We can use this approach for a lot of different data types and I expect eventually you’ll have a lot more customisation you can apply here. This is very much a “v1” release and will no doubt be added to over time. This is a great feature that may eventually remove some need to perform mass data cleansing operations when populating dev/test data sources with “production” data.
Reblogged this on Kloud Blog.
This looks like an interesting feature.
Do you know what happens when an unprivileged user tries to update a row that contains masked data?
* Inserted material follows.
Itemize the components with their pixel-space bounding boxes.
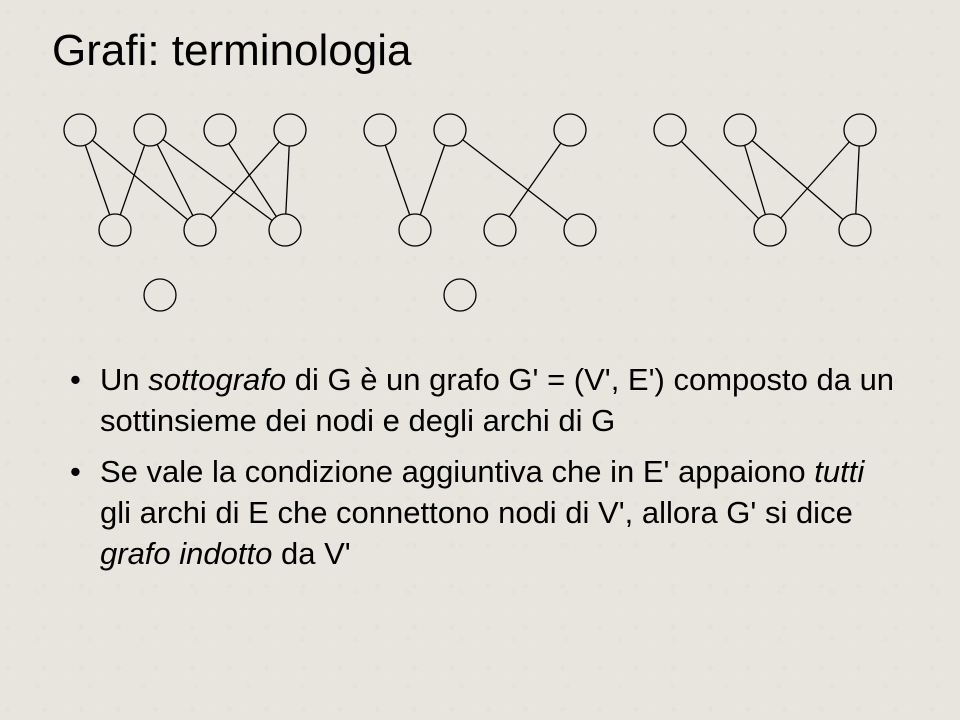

Will the masked data overwrite the original contents of will the update action fail on an attempt to update a masked column?
Adam – if the user has the right database role (i.e. db_datawriter) then they can update the value in any field, even if it is masked. Dynamic Data Masking isn’t a security measure and isn’t designed to stop users from updating data that is masked – it is simply designed to obfuscate certain field values when retrieved from the database. If you need to stop a user from changing data you need to rely on existing security permissions that Azure SQL Database (and SQL Server) have.
You set up a dynamic data masking policy in the Azure Preview portal by selecting the Dynamic Data Masking operation in your SQL Database configuration blade.